Given the popularity of investing for yield these days, it’s not surprising that BMO’s most recent product launch included the brand new BMO Canadian Dividend ETF (ZDV). But this fund does have at least one surprising trait—one that suggests the direction the ETF industry may be heading. What makes ZDV different from its competitors at iShares and Claymore is that it does not track an index.

In a previous post, I discussed the future of ETFs with Oliver McMahon, iShares Canada’s director of product management. “A lot of the products you’re going to see in the future will not track an index,” he predicted. “The holdings are still going to be fully transparent, and they’re going to be passive investments: the portfolio manager is not trying to derive alpha. But rather than paying a provider to produce an index, the methodology may just be determined in-house.”

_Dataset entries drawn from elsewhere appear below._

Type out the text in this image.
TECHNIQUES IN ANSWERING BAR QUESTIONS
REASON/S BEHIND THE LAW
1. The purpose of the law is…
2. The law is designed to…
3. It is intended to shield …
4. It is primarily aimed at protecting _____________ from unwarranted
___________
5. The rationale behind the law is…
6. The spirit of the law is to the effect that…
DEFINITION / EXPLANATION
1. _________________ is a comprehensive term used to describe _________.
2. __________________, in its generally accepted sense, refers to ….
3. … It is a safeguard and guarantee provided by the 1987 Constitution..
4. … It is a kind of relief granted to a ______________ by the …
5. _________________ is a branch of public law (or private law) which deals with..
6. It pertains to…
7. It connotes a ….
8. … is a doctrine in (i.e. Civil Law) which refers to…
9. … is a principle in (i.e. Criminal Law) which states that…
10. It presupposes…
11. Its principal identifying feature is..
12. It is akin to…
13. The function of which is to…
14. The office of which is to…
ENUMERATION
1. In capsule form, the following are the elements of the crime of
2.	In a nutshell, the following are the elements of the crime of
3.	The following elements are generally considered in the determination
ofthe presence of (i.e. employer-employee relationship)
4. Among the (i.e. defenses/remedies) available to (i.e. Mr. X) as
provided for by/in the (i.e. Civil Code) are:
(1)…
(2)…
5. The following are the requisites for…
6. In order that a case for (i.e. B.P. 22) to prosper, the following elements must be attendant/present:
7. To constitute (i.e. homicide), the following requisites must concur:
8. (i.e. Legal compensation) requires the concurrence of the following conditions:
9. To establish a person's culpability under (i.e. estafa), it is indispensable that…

That seems to be the case with the new BMO dividend ETF. According to the prospectus, ZDV and three others launched at the same time “are not index mutual funds and are managed in the discretion of the Manager in accordance with their investment strategies and, as such, are generally more active in nature than index mutual funds.”

Does “no index” mean “actively managed”?

Despite that declaration, I would stop well short of calling this an actively managed ETF. The prospectus goes on to state that “eligible securities will be selected using a rules-based methodology that considers dividend growth, yield and payout ratio and eligibility will be reviewed annually. Securities will also be subject to a screening process to ensure sufficient liquidity.”

Compare that with this description of the actively managed Horizons Dividend ETF (HAL): “HAL’s investment process is primarily based on fundamental research as well as quantitative and technical factors. Investment decisions are ultimately based on an understanding of the company, its business and its outlook.”

There’s a huge difference here. HAL’s managers have free rein to choose stocks for the fund, and to weight them in whatever manner they deem appropriate, so long as they fit the fund’s overall objective. The stocks in ZDV, by contrast, are selected according to a list of predetermined rules, and they are assigned weight in the fund based on yield. Assuming the manager adheres to these rules, it would be fair to call ZDV a passive fund, even if it doesn’t track an index.

Remember, a “rules-based methodology” is exactly what is used to construct an index. In the case of ZDV, however, BMO appears to have come up with the methodology themselves, rather than farming out that job to S&P or Dow Jones, like Claymore and iShares have done with their dividend ETFs.